The problem here is if hardware and algorithms for static analysis are improving at linear pace, applications are growing at least exponentially (if we add-in 3rd party libraries).
There are some algorithms and techniques that will improve static analysis in a greater than linear fashion (however, I wouldn't guarantee exponentially).
Well, unfortunately most interesting static analysis problems are undecidable. There can be no "general" solution.
What we have in practice are approximations and heuristics; over time we will develop better approximations for the kinds of code people write in practice. Unfortunately fragility of analysis will always be a problem; if you change your code just a little bit then reasoning may fail.
As someone who has spent years doing research on shape analysis my personal belief is that the dream of a fully automated "find my bugs" static analysis is unrealistic. Some of the problems you must solve to analyze the heap, say, are very hard indeed.

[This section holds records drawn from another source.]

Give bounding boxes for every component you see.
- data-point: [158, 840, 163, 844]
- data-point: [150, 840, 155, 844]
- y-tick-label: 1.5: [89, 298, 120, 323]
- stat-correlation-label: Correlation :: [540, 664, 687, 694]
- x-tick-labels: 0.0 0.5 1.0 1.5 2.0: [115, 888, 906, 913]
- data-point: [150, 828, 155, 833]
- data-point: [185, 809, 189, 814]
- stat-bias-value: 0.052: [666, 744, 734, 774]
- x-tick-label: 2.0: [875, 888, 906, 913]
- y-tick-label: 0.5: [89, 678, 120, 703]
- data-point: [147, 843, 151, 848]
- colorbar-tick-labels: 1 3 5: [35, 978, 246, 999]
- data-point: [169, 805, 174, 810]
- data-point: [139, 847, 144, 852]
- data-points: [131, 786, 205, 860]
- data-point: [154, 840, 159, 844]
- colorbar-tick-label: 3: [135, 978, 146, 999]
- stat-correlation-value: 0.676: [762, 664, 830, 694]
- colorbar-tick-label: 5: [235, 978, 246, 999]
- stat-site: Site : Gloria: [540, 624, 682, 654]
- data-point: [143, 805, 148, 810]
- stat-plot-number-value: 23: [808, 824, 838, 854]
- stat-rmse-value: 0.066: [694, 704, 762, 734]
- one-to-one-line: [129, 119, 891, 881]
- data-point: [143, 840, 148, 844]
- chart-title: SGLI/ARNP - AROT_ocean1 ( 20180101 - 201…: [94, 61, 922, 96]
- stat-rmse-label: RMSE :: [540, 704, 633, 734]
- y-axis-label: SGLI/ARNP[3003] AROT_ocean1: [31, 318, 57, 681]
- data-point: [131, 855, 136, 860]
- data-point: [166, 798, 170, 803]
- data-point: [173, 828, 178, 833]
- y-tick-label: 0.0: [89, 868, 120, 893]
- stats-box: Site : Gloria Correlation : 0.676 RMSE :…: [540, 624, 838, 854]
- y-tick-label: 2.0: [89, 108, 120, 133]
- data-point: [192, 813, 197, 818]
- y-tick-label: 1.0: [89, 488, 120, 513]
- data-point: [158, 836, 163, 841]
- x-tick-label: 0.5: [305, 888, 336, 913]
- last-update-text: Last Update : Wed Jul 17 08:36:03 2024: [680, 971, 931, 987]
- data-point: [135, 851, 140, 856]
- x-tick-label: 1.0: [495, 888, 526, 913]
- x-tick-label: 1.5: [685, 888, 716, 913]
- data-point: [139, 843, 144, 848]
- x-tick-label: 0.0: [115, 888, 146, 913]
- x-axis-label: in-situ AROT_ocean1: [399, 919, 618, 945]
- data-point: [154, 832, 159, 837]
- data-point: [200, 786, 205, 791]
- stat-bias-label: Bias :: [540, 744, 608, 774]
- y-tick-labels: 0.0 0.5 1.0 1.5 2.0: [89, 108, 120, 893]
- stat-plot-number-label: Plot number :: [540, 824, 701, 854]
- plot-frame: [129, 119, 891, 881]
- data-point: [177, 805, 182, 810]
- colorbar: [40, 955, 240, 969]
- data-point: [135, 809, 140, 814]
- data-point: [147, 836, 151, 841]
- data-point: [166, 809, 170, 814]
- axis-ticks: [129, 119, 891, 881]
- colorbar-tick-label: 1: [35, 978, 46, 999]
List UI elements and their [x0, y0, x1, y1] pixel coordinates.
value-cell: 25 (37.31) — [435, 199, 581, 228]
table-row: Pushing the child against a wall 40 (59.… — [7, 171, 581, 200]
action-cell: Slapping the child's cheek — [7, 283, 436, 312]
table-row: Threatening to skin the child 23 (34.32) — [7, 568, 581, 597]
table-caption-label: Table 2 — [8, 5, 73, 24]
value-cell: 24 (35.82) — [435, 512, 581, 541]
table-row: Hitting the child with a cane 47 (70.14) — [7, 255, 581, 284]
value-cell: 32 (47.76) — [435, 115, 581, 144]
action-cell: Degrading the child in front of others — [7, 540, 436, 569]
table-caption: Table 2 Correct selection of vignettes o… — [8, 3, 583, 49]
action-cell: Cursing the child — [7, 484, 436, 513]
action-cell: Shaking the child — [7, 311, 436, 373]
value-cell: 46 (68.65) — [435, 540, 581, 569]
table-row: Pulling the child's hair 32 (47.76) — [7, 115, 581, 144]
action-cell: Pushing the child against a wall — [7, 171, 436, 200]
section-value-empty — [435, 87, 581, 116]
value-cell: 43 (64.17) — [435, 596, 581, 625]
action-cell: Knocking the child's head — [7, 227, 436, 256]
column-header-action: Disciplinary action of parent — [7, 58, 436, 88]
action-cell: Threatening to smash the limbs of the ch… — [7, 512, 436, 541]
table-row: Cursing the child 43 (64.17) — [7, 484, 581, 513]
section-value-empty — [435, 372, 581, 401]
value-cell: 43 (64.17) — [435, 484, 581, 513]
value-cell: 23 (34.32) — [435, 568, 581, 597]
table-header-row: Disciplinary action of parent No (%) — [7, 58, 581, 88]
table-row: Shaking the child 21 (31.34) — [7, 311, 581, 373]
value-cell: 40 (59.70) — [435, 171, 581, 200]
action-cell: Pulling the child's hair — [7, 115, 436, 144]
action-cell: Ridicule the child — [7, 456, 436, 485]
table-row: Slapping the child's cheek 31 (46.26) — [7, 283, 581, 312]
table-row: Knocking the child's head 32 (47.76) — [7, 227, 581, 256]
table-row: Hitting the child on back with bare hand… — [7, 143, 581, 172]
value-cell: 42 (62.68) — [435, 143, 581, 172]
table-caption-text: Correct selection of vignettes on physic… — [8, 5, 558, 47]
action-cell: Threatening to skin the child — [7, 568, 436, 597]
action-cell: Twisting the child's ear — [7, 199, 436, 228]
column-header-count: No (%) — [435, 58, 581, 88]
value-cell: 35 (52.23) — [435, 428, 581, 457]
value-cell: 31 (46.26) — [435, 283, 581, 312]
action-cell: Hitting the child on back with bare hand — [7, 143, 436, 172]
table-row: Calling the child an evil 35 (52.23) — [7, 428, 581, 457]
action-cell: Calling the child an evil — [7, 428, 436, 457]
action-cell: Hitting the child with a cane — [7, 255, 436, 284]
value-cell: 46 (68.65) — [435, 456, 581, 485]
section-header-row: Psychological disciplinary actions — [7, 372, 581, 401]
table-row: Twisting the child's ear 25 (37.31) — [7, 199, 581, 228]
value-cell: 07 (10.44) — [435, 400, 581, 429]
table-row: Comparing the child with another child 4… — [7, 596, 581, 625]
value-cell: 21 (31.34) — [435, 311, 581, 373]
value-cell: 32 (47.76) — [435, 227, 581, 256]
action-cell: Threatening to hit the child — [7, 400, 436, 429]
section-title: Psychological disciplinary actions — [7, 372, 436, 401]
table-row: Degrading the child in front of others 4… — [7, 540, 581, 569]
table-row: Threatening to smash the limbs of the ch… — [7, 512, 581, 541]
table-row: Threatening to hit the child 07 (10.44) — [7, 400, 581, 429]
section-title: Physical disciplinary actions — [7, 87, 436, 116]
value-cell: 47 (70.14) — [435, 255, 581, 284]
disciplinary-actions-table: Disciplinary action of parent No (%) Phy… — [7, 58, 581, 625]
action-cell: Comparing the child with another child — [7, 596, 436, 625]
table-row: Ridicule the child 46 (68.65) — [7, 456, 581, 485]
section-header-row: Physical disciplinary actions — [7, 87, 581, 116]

We need to think more about the interactions between language design and verification, rather than hoping that people will build better tools to analyze existing code. Strong typing (e.g., the Hindley-Milner type system) is one example of a sweet spot that demonstrates how language design (type annotation, type declarations) interacts with tools (type inference, type checking). Type systems are some of the most widely used bug finding tools today. Trying to build verification tools without considering language design is always going to be difficult.
I will say, though, that static analysis is still very much an immature technology. Look for it to be much, much better in a decade or so.